There's another one in patch 3. I suppose we can do that. Maybe
something like:
static inline bool rq_modified_above(struct rq *rq, struct sched_class *class)
{
unsigned int mask = class->queue_mask;
return rq->queue_mask & ~((mask << 1) - 1);
}
This then writes the above like:
if (rq_modified_above(this_rq, &fair_sched_class))

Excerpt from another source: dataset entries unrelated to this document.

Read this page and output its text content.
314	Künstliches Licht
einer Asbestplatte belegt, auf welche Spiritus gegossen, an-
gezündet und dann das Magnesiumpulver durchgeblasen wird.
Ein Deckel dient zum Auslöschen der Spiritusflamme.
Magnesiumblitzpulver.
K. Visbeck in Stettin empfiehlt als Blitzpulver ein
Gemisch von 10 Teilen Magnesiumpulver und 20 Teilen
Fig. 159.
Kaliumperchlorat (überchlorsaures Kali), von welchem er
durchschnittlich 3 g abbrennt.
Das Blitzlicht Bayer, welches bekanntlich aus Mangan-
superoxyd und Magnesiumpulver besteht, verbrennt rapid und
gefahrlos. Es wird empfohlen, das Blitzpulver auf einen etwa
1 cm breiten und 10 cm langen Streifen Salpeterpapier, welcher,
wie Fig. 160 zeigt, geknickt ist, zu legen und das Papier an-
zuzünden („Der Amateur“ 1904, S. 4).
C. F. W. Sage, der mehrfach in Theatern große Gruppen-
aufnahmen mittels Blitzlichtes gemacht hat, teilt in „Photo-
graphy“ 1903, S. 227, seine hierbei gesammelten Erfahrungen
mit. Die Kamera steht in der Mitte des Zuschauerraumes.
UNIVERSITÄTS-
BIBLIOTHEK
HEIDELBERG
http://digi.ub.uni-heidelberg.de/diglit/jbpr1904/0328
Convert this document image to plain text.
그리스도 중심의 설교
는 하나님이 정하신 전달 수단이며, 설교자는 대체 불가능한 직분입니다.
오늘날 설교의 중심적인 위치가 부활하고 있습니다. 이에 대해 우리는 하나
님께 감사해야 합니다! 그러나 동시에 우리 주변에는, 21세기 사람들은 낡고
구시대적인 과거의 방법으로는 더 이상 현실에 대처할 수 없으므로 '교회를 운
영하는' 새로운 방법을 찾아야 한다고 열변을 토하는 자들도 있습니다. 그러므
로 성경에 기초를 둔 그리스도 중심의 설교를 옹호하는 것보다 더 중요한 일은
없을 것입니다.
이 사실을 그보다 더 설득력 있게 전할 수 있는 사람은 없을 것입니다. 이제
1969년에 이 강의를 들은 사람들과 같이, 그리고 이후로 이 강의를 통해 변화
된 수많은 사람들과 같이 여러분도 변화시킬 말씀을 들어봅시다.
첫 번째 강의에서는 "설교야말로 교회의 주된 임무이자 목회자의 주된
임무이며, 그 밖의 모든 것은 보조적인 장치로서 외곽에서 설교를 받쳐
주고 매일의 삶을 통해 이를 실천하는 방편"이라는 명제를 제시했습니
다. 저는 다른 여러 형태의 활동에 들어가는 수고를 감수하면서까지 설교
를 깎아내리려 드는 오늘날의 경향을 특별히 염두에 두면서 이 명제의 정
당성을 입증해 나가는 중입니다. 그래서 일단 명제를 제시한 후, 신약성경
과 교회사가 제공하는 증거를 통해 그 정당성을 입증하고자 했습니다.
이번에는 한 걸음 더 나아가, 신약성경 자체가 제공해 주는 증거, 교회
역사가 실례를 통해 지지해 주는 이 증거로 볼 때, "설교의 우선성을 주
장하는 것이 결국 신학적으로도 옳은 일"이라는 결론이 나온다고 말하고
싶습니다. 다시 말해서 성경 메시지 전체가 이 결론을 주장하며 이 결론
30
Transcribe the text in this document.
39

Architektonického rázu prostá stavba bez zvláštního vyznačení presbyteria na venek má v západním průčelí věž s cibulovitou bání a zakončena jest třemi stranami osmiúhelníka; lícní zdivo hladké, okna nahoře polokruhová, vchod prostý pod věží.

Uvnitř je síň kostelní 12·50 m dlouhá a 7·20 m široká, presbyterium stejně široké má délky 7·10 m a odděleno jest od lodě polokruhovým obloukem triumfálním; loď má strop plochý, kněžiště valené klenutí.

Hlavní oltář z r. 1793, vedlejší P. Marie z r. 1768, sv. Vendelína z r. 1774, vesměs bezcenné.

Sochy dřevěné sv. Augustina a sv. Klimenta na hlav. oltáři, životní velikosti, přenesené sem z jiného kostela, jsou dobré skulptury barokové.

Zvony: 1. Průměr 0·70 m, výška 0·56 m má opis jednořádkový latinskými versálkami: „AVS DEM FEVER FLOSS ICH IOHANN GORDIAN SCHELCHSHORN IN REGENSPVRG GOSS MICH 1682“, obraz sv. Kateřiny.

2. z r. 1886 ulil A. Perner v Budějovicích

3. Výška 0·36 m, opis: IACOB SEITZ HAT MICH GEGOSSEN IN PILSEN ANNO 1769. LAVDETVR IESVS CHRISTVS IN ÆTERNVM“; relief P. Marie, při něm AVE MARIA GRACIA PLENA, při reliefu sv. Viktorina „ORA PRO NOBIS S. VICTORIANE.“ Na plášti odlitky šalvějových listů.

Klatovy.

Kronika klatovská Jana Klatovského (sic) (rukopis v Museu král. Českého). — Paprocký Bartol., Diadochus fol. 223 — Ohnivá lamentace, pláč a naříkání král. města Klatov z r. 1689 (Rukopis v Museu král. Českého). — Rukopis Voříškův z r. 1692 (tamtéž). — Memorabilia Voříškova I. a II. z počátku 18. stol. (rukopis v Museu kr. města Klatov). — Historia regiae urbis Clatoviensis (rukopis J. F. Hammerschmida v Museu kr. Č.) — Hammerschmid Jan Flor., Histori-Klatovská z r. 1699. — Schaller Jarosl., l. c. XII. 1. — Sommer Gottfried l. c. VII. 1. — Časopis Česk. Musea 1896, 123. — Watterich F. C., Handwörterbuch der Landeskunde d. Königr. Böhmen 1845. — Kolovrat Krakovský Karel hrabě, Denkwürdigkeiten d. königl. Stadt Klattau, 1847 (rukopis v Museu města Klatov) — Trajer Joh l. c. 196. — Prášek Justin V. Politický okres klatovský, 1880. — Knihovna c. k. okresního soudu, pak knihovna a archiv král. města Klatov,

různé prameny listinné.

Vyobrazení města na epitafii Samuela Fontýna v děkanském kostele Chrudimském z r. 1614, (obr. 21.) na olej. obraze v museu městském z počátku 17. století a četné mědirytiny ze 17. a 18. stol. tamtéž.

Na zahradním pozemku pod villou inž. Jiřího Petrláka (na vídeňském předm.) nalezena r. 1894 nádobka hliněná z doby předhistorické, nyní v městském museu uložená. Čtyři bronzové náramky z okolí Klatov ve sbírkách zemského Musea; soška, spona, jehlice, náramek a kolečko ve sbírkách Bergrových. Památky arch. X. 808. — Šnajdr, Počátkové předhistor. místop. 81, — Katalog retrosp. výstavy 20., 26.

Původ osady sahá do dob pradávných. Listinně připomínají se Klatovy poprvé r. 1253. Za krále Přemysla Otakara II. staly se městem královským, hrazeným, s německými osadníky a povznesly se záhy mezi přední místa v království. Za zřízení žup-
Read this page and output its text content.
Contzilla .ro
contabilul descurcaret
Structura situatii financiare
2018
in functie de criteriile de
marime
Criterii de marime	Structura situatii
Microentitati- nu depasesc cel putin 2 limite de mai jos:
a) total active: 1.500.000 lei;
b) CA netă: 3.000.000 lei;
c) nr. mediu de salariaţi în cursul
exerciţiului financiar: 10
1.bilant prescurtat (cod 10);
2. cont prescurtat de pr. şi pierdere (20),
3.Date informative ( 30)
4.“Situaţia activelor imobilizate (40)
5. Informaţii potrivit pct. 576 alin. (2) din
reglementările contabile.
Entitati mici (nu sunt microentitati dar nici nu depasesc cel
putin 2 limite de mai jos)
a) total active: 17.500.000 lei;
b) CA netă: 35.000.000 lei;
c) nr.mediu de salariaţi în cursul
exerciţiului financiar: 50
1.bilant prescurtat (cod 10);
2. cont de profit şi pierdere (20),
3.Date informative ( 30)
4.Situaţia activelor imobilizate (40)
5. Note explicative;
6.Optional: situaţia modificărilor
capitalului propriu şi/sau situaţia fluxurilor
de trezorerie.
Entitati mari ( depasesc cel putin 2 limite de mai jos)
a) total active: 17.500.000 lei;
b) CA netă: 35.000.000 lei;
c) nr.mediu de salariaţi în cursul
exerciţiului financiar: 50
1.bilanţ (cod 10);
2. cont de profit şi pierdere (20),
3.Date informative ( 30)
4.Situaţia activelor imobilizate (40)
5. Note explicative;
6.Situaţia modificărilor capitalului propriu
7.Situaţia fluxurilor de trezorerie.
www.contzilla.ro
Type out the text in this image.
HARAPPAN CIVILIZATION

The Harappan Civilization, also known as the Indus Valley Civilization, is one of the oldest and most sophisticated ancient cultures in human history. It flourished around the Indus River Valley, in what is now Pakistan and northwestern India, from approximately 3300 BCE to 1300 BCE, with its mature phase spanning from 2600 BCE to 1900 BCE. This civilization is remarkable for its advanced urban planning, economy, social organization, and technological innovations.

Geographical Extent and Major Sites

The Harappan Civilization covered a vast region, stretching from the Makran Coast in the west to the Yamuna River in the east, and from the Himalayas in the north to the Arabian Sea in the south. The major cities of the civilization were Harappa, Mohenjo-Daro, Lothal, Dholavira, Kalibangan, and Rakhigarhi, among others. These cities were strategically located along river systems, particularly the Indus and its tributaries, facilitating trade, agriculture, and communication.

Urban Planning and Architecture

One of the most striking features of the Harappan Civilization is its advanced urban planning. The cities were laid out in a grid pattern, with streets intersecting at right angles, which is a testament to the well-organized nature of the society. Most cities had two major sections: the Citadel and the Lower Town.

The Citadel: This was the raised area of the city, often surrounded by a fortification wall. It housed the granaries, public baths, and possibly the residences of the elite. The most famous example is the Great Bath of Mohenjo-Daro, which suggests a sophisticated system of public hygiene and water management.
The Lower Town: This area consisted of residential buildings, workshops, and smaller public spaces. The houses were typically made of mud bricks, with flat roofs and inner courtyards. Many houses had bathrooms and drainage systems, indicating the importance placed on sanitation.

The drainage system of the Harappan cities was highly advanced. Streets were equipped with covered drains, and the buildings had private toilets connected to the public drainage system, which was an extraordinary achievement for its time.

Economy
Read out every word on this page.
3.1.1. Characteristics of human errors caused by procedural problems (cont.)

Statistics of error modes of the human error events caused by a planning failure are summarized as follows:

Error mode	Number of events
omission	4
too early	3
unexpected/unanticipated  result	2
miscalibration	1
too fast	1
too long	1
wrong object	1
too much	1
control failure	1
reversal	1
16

On 07/10/25 12:16, Peter Zijlstra wrote:
> On Tue, Oct 07, 2025 at 12:08:03PM +0200, Juri Lelli wrote:
> > Hi Peter,
> >
> > On 06/10/25 12:46, Peter Zijlstra wrote:
> > > Have enqueue/dequeue set a per-class bit in rq->queue_mask. This then
> > > enables easy tracking of which runqueues are modified over a
> > > lock-break.
> > >
> > > Signed-off-by: Peter Zijlstra (Intel) <peterz@infradead.org>
> > > ---
> >
> > Nice.
> >
> > > @@ -12887,8 +12888,8 @@ static int sched_balance_newidle(struct
> > > if (this_rq->cfs.h_nr_queued && !pulled_task)
> > > pulled_task = 1;
> > >
> > > - /* Is there a task of a high priority class? */
> > > - if (this_rq->nr_running != this_rq->cfs.h_nr_queued)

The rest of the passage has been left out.